[US Region] Presto partial performance degradation and potential job failure
Incident Report for Treasure Data
Resolved
This incident has been resolved.

There was a potential status inconsistency issue on one of our Presto cluster in US region during AM 1:04 - 3:10 UTC on Sep 4. Queries issued during this period have been potentially affected.

You may see failure of INSERT/DELETE jobs with error messages like below. Please do not rerun those especially INSERT jobs to avoid double insertion because even if the job failed, the writing to your table might have done.

- cannot get transactionId for null transaction
- Cannot complete uploading. This error is temporary and should be recovered by retrying.
- Failed to rewrite partition
- Killed by the system because this query stalled for more than 1.00h.

Also, some of your queries issued during this period might stuck or even failed with the following error. Those jobs were also affected by this incident.

- Query exceeded the maximum execution time limit of 6.00h
Posted Sep 04, 2023 - 05:45 PDT
Update
There was a potential status inconsistency issue on one of our Presto cluster in US region during AM 1:04 - 3:10 UTC on Sep 4. Queries issued during this period have been potentially affected.

You may see failure of INSERT/DELETE jobs with error messages like below. Please do not rerun those especially INSERT jobs because even if the job failed, the writing to your table might have done.
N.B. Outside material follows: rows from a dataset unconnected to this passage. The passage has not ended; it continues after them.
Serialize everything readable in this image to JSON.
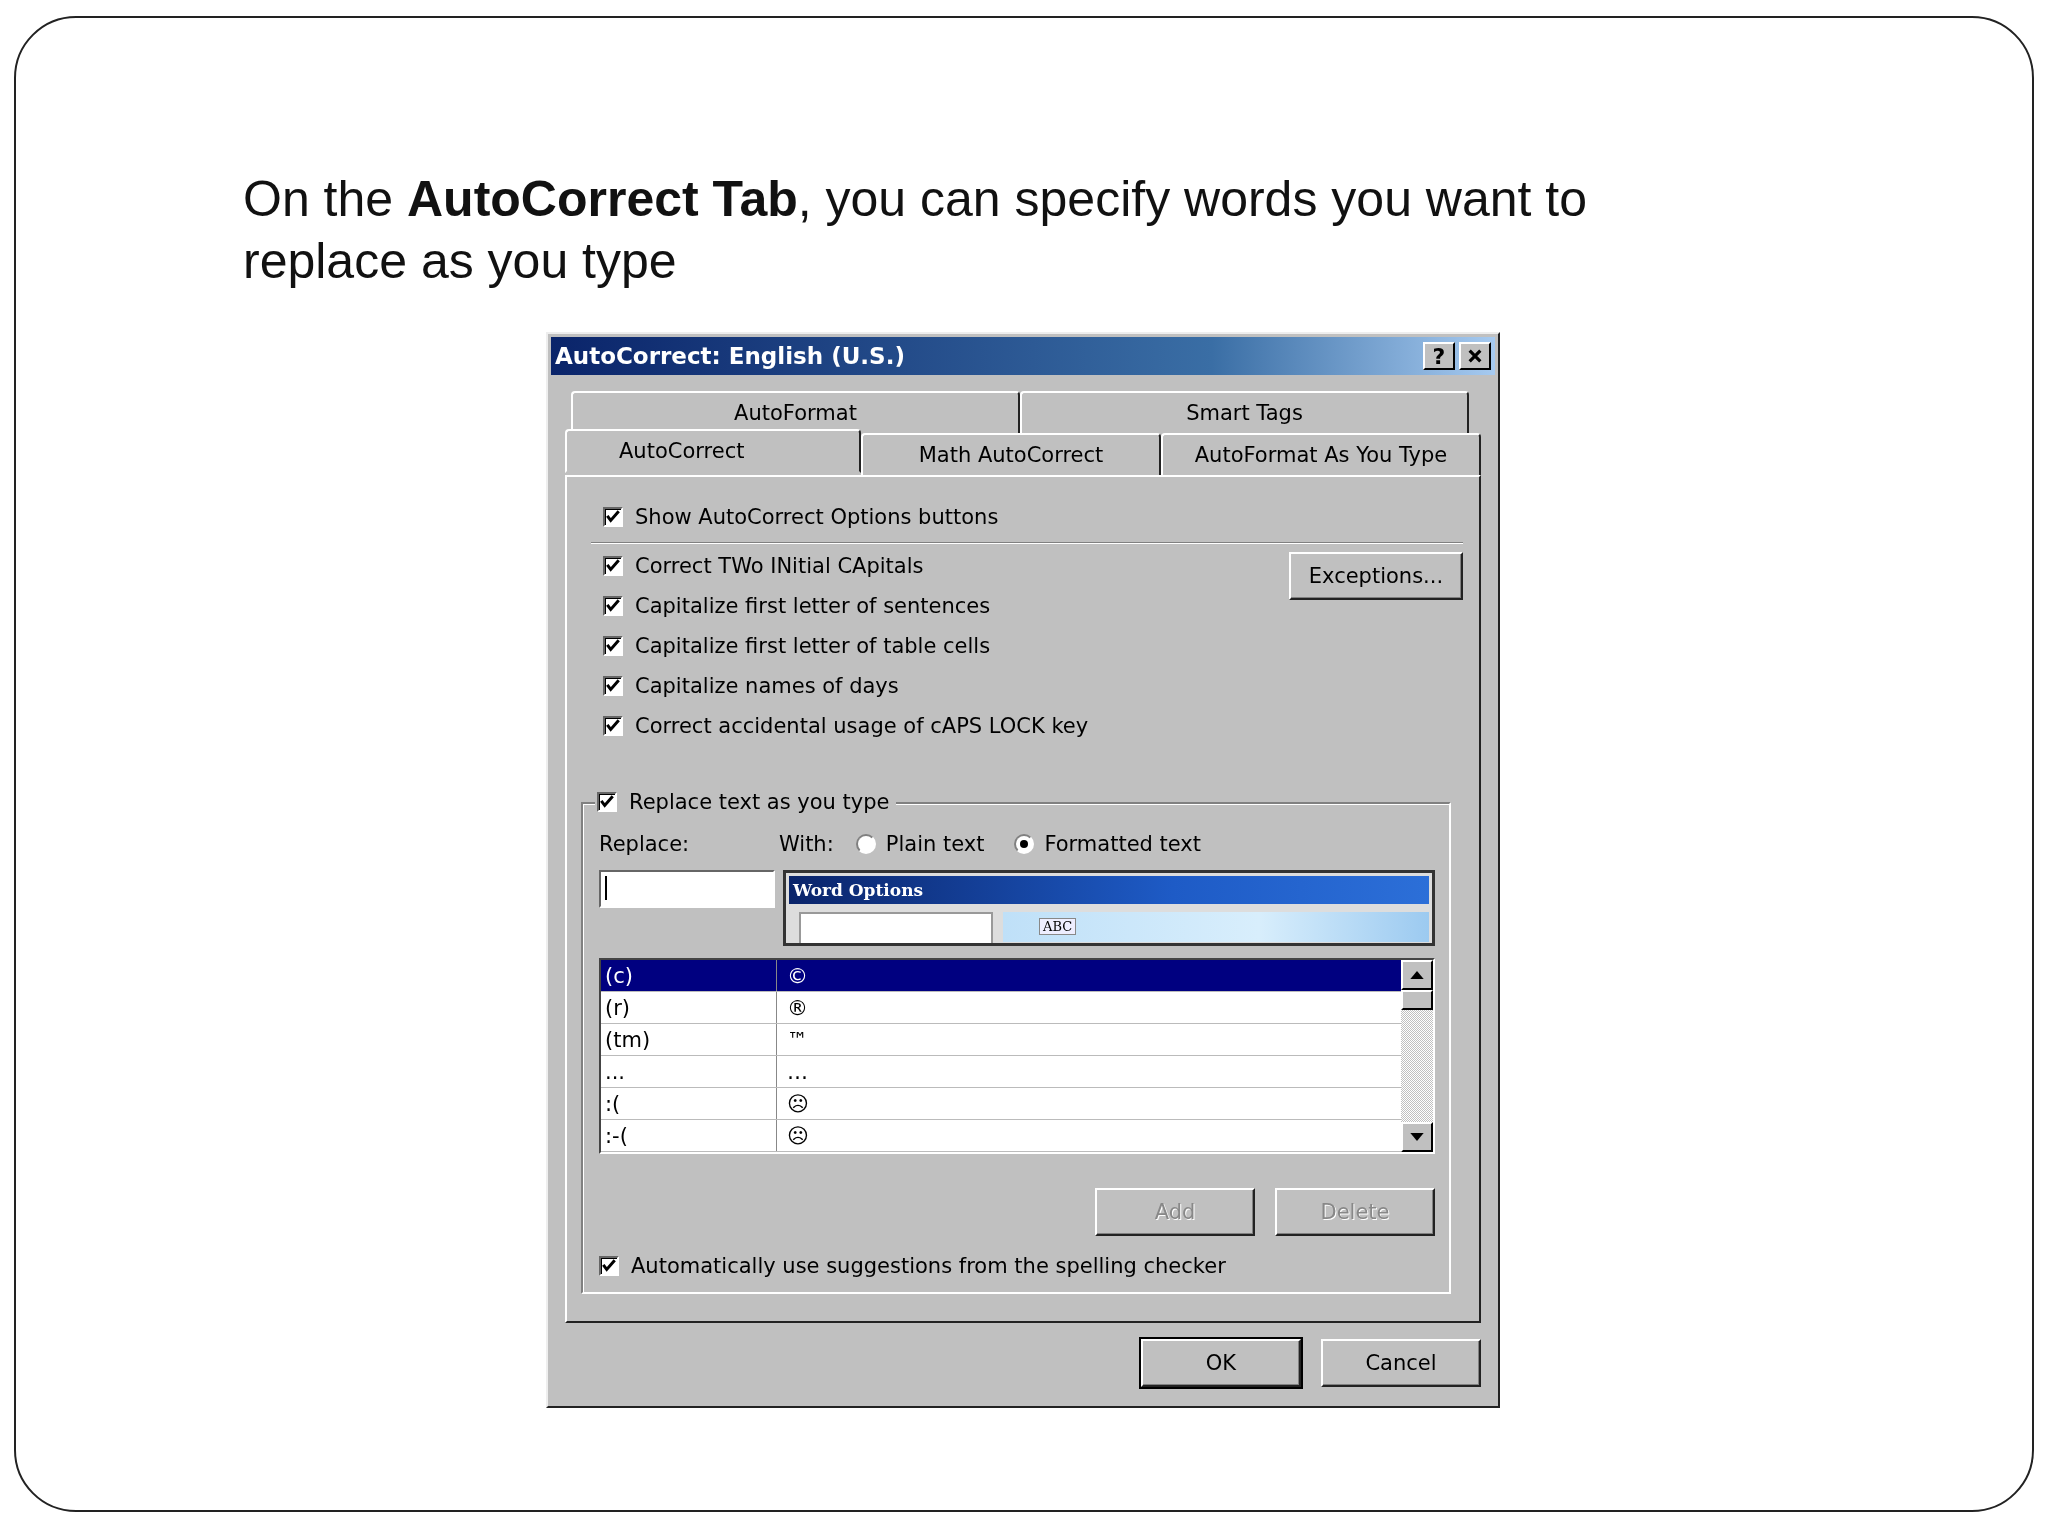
{
  "slide": {
    "heading": "On the **AutoCorrect Tab**, you can specify words you want to replace as you type"
  },
  "dialog": {
    "title": "AutoCorrect: English (U.S.)",
    "help": "?",
    "tab_rows": [
      [
        {
          "label": "AutoFormat",
          "selected": false
        },
        {
          "label": "Smart Tags",
          "selected": false
        }
      ],
      [
        {
          "label": "AutoCorrect",
          "selected": true
        },
        {
          "label": "Math AutoCorrect",
          "selected": false
        },
        {
          "label": "AutoFormat As You Type",
          "selected": false
        }
      ]
    ],
    "show_options": {
      "label": "Show AutoCorrect Options buttons",
      "checked": true
    },
    "options": [
      {
        "label": "Correct TWo INitial CApitals",
        "checked": true
      },
      {
        "label": "Capitalize first letter of sentences",
        "checked": true
      },
      {
        "label": "Capitalize first letter of table cells",
        "checked": true
      },
      {
        "label": "Capitalize names of days",
        "checked": true
      },
      {
        "label": "Correct accidental usage of cAPS LOCK key",
        "checked": true
      }
    ],
    "exceptions_button": "Exceptions...",
    "replace_group": {
      "label": "Replace text as you type",
      "checked": true,
      "replace_label": "Replace:",
      "with_label": "With:",
      "radios": [
        {
          "label": "Plain text",
          "selected": false
        },
        {
          "label": "Formatted text",
          "selected": true
        }
      ],
      "preview": {
        "title": "Word Options",
        "tag": "ABC"
      },
      "rows": [
        {
          "replace": "(c)",
          "with": "©",
          "selected": true
        },
        {
          "replace": "(r)",
          "with": "®",
          "selected": false
        },
        {
          "replace": "(tm)",
          "with": "™",
          "selected": false
        },
        {
          "replace": "...",
          "with": "…",
          "selected": false
        },
        {
          "replace": ":(",
          "with": "☹",
          "selected": false
        },
        {
          "replace": ":-(",
          "with": "☹",
          "selected": false
        }
      ],
      "buttons": [
        {
          "label": "Add",
          "disabled": true
        },
        {
          "label": "Delete",
          "disabled": true
        }
      ]
    },
    "suggestions": {
      "label": "Automatically use suggestions from the spelling checker",
      "checked": true
    },
    "buttons": [
      {
        "label": "OK",
        "default": true
      },
      {
        "label": "Cancel",
        "default": false
      }
    ]
  }
}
- cannot get transactionId for null transaction
- Cannot complete uploading. This error is temporary and should be recovered by retrying.

CTAS failed with the following error might be also affected by this incident:

- Query exceeded the maximum execution time limit of 6.00h

Also, some of your queries might stuck during this incident.

We are sure that newly issued queries are not affected while we are still working on to identify the impact of this incident.
Posted Sep 04, 2023 - 03:56 PDT
Update
We are continuing to investigate this issue.
Posted Sep 04, 2023 - 03:55 PDT
Update
There was a potential status inconsistency issue on one of our Presto cluster in US region during AM 1:04 - 3:10 UTC on Sep 4. Queries issued during this period have been potentially affected.

You may see failure of INSERT/DELETE jobs with error messages like below. Please do not rerun those especially INSERT jobs because even if the job failed, the writing to your table might have done.

- cannot get transactionId for null transaction
- Cannot complete uploading. This error is temporary and should be recovered by retrying.

CTAS failed with the following error might be also affected by this incident:

- Query exceeded the maximum execution time limit of 6.00h

Also, some of your queries might stuck during this incident.

We are sure that newly issued queries are not affected while we are still working on to identify the impact of this incident.
Posted Sep 04, 2023 - 01:05 PDT
Update
There might be potential status inconsistency in your INSERT jobs if they failed with error messages like below:

- Cannot complete uploading. This error is temporary and should be recovered by retrying
- cannot get transactionId for null transaction

Please do not rerun those jobs because even if the job failed, the writing to your table might work. We are still working on to identify the impact of this incident.
Posted Sep 03, 2023 - 22:33 PDT
Investigating
We are investigating the cause. Queries may be delayed.
Posted Sep 03, 2023 - 20:10 PDT
This incident affected: US (Presto Query Engine).